Personal information
- Full name: Christopher George Hawkins
- Born: 31 August 1938 Slough, Buckinghamshire, England
- Died: 29 December 2022 (aged 84)
- Batting: Right-handed
- Bowling: Right-arm medium
- Role: Wicket-keeper

Domestic team information
- 1957: Warwickshire
- 1955–1965: Buckinghamshire

Career statistics
| Competition | First-class |
| Matches | 4 |
| Runs scored | 16 |
| Batting average | 5.33 |
| 100s/50s | 0/0 |
| Top score | 11* |
| Catches/stumpings | 7/2 |
- Source: Cricinfo, 27 June 2011

= Christopher Hawkins (cricketer) =

English cricketer

Christopher George Hawkins (31 August 1938 – 29 December 2022) was an English cricketer. He was a right-handed batsman who fielded as a wicket-keeper. He was born in Slough, Buckinghamshire.

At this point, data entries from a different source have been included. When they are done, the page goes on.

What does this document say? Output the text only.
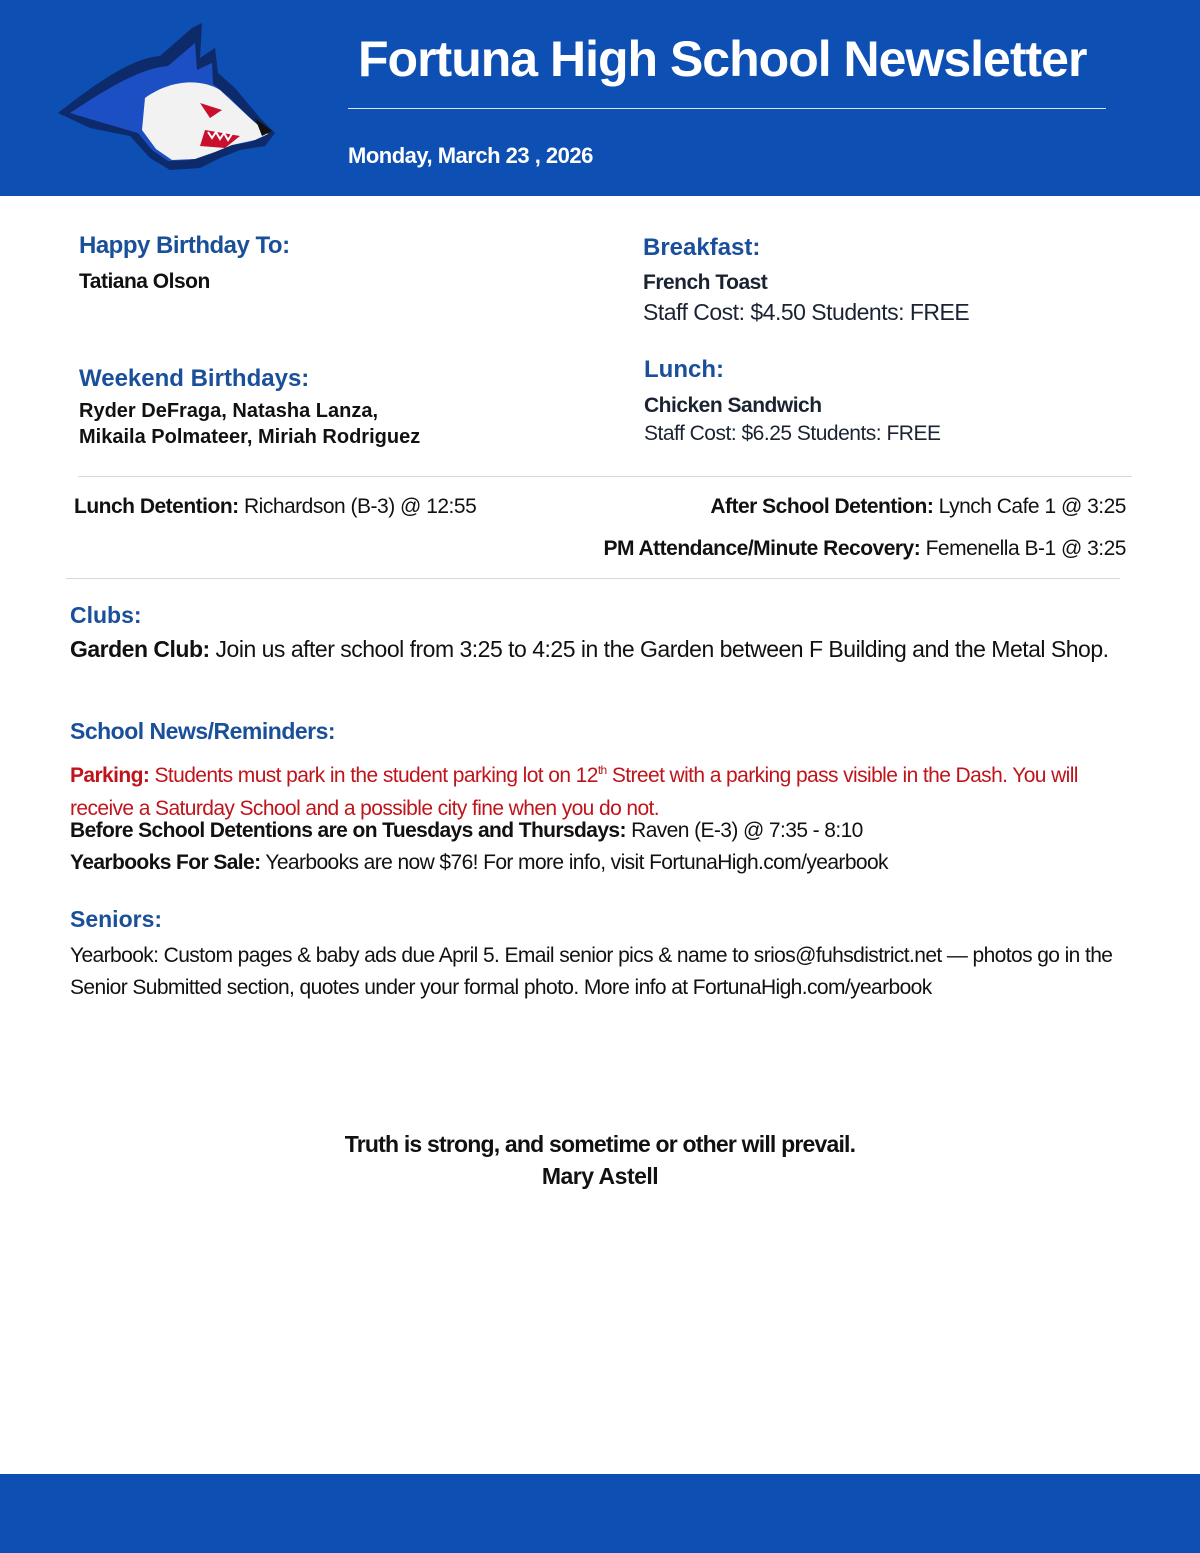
Fortuna High School Newsletter
Monday, March 23 , 2026
Happy Birthday To:
Tatiana Olson
Weekend Birthdays:
Ryder DeFraga, Natasha Lanza,
Mikaila Polmateer, Miriah Rodriguez
Breakfast:
French Toast
Staff Cost: $4.50 Students: FREE
Lunch:
Chicken Sandwich
Staff Cost: $6.25 Students: FREE
Lunch Detention: Richardson (B-3) @ 12:55	After School Detention: Lynch Cafe 1 @ 3:25
PM Attendance/Minute Recovery: Femenella B-1 @ 3:25
Clubs:
Garden Club: Join us after school from 3:25 to 4:25 in the Garden between F Building and the Metal Shop.
School News/Reminders:
Parking: Students must park in the student parking lot on 12th Street with a parking pass visible in the Dash. You will receive a Saturday School and a possible city fine when you do not.
Before School Detentions are on Tuesdays and Thursdays: Raven (E-3) @ 7:35 - 8:10
Yearbooks For Sale: Yearbooks are now $76! For more info, visit FortunaHigh.com/yearbook
Seniors:
Yearbook: Custom pages & baby ads due April 5. Email senior pics & name to srios@fuhsdistrict.net — photos go in the Senior Submitted section, quotes under your formal photo. More info at FortunaHigh.com/yearbook
Truth is strong, and sometime or other will prevail.
Mary Astell
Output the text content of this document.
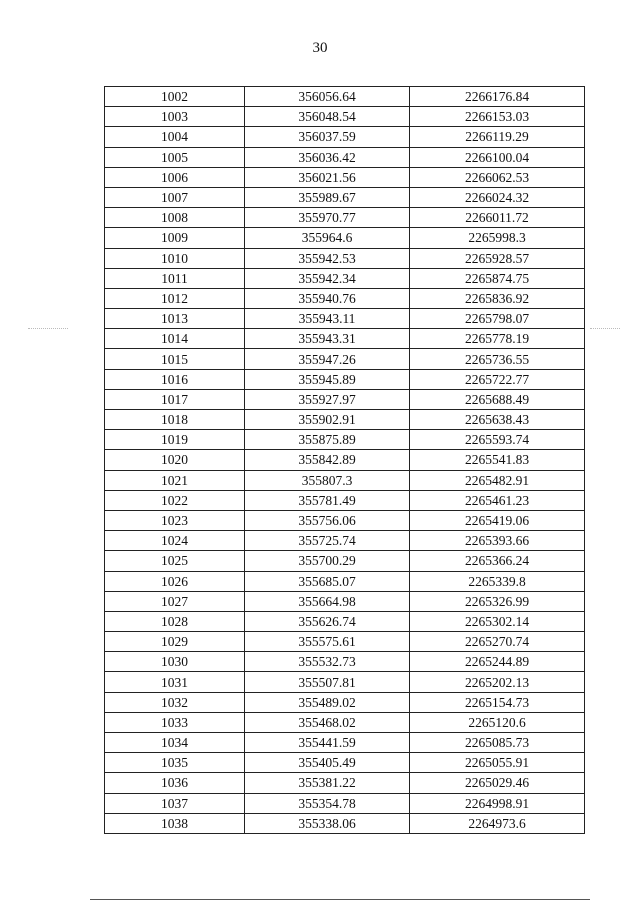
30
1002	356056.64	2266176.84
1003	356048.54	2266153.03
1004	356037.59	2266119.29
1005	356036.42	2266100.04
1006	356021.56	2266062.53
1007	355989.67	2266024.32
1008	355970.77	2266011.72
1009	355964.6	2265998.3
1010	355942.53	2265928.57
1011	355942.34	2265874.75
1012	355940.76	2265836.92
1013	355943.11	2265798.07
1014	355943.31	2265778.19
1015	355947.26	2265736.55
1016	355945.89	2265722.77
1017	355927.97	2265688.49
1018	355902.91	2265638.43
1019	355875.89	2265593.74
1020	355842.89	2265541.83
1021	355807.3	2265482.91
1022	355781.49	2265461.23
1023	355756.06	2265419.06
1024	355725.74	2265393.66
1025	355700.29	2265366.24
1026	355685.07	2265339.8
1027	355664.98	2265326.99
1028	355626.74	2265302.14
1029	355575.61	2265270.74
1030	355532.73	2265244.89
1031	355507.81	2265202.13
1032	355489.02	2265154.73
1033	355468.02	2265120.6
1034	355441.59	2265085.73
1035	355405.49	2265055.91
1036	355381.22	2265029.46
1037	355354.78	2264998.91
1038	355338.06	2264973.6
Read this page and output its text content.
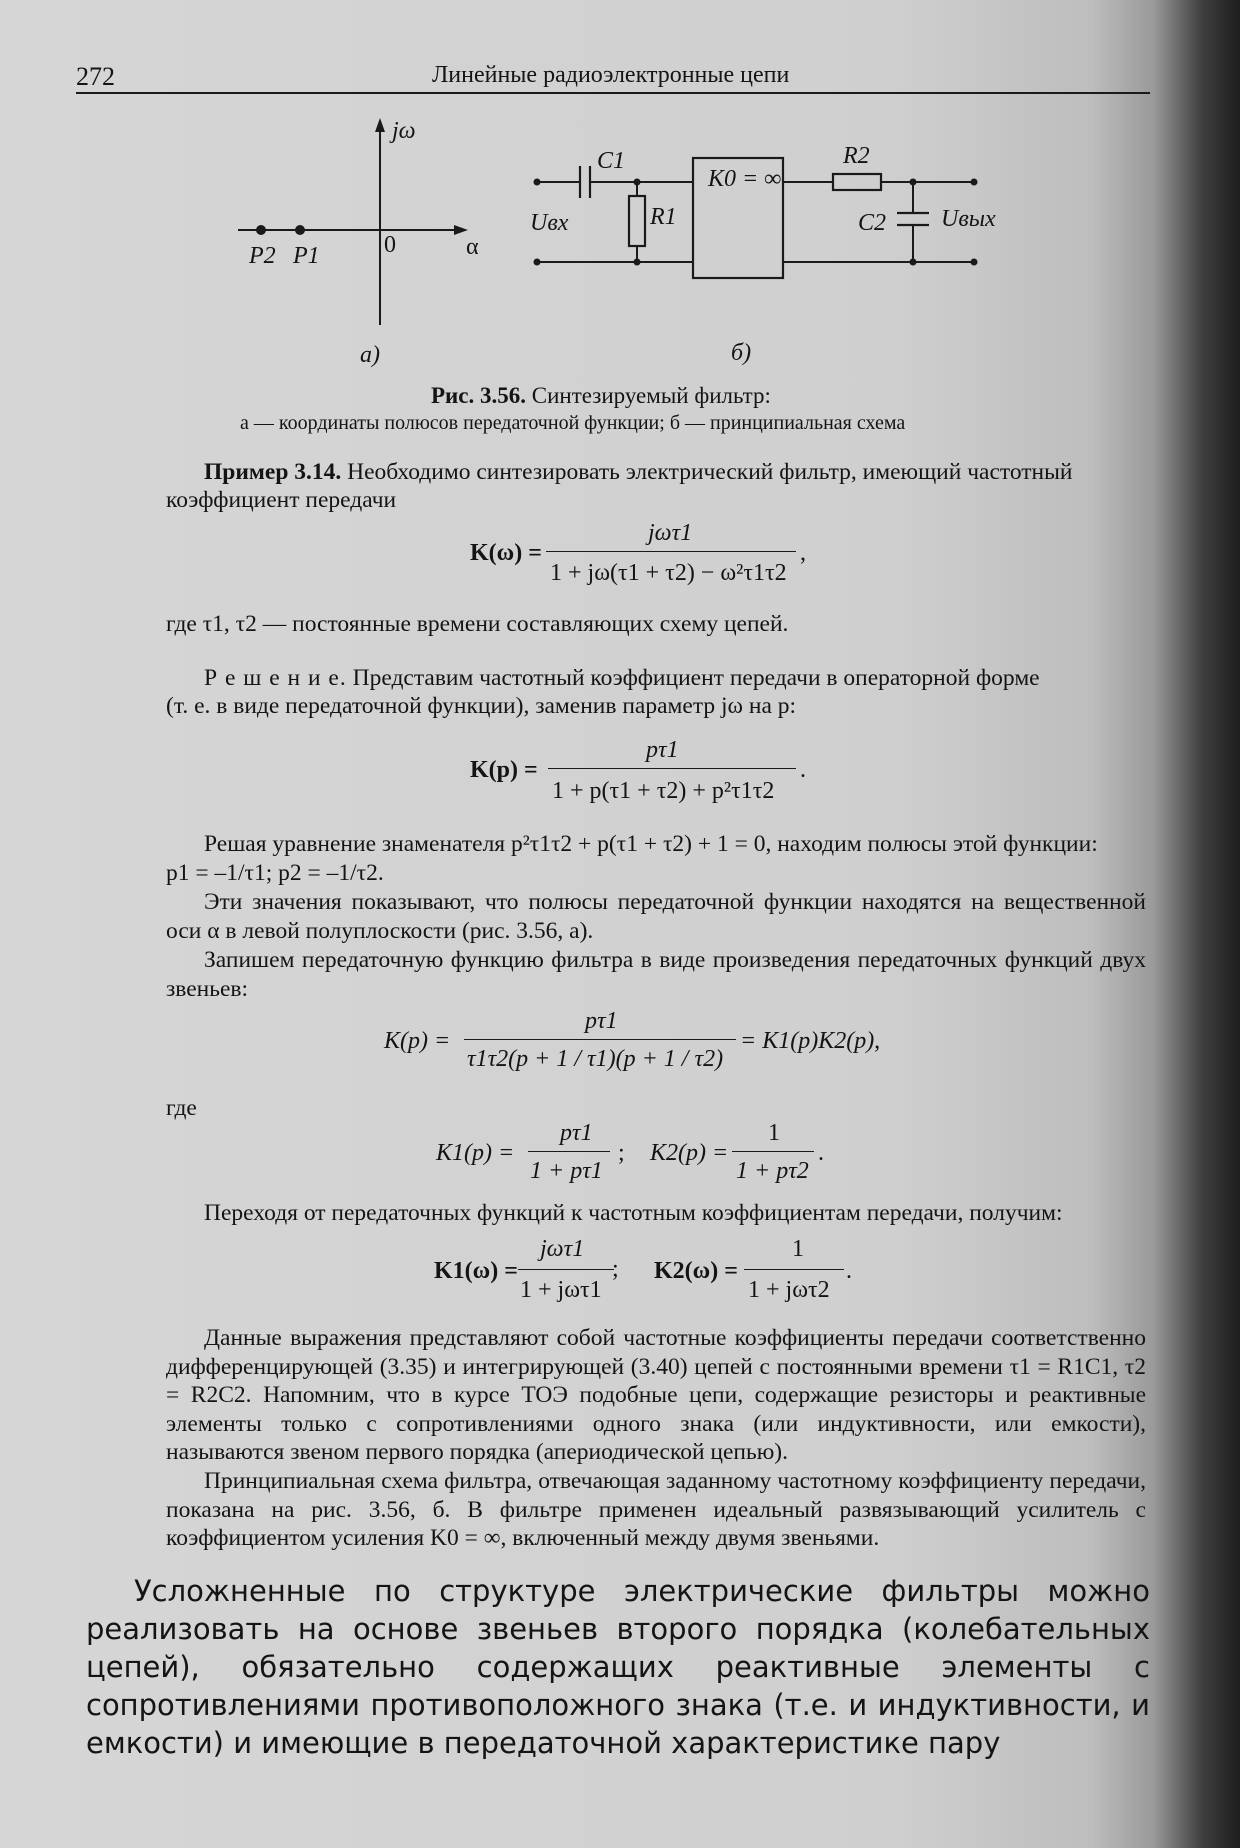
272	Линейные радиоэлектронные цепи
jω
α
0
P2 P1
а)
C1
R1
K0 = ∞
R2
C2
Uвх	Uвых
б)
Рис. 3.56. Синтезируемый фильтр:
а — координаты полюсов передаточной функции; б — принципиальная схема
Пример 3.14. Необходимо синтезировать электрический фильтр, имеющий частотный
коэффициент передачи
K(ω) =
jωτ1
1 + jω(τ1 + τ2) − ω²τ1τ2
,
где τ1, τ2 — постоянные времени составляющих схему цепей.
Р е ш е н и е. Представим частотный коэффициент передачи в операторной форме
(т. е. в виде передаточной функции), заменив параметр jω на p:
K(p) =
pτ1
1 + p(τ1 + τ2) + p²τ1τ2
.
Решая уравнение знаменателя p²τ1τ2 + p(τ1 + τ2) + 1 = 0, находим полюсы этой функции:
p1 = –1/τ1; p2 = –1/τ2.
Эти значения показывают, что полюсы передаточной функции находятся на вещественной оси α в левой полуплоскости (рис. 3.56, а).
Запишем передаточную функцию фильтра в виде произведения передаточных функций двух звеньев:
K(p) =
pτ1
τ1τ2(p + 1 / τ1)(p + 1 / τ2)
= K1(p)K2(p),
где
K1(p) =
pτ1
1 + pτ1
; K2(p) =
1
1 + pτ2
.
Переходя от передаточных функций к частотным коэффициентам передачи, получим:
K1(ω) =
jωτ1
1 + jωτ1
; K2(ω) =
1
1 + jωτ2
.
Данные выражения представляют собой частотные коэффициенты передачи соответственно дифференцирующей (3.35) и интегрирующей (3.40) цепей с постоянными времени τ1 = R1C1, τ2 = R2C2. Напомним, что в курсе ТОЭ подобные цепи, содержащие резисторы и реактивные элементы только с сопротивлениями одного знака (или индуктивности, или емкости), называются звеном первого порядка (апериодической цепью).
Принципиальная схема фильтра, отвечающая заданному частотному коэффициенту передачи, показана на рис. 3.56, б. В фильтре применен идеальный развязывающий усилитель с коэффициентом усиления K0 = ∞, включенный между двумя звеньями.
Усложненные по структуре электрические фильтры можно реализовать на основе звеньев второго порядка (колебательных цепей), обязательно содержащих реактивные элементы с сопротивлениями противоположного знака (т.е. и индуктивности, и емкости) и имеющие в передаточной характеристике пару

Hawkins made his debut for Buckinghamshire in the 1955 Minor Counties Championship against Norfolk. He played Minor counties cricket for Buckinghamshire from 1955 to 1965, making 44 Minor Counties Championship appearances. Hawkins made his first-class debut for Warwickshire against Cambridge University in 1957. His next first-class appearance was his only County Championship game, which came against Northamptonshire. He played two further first-class matches in 1957, against Scotland and the Combined Services. A specialist wicket-keeper, Hawkins scored just 16 runs in his four first-class matches, with a high score of 11 not out. He took seven catches and made two stumpings.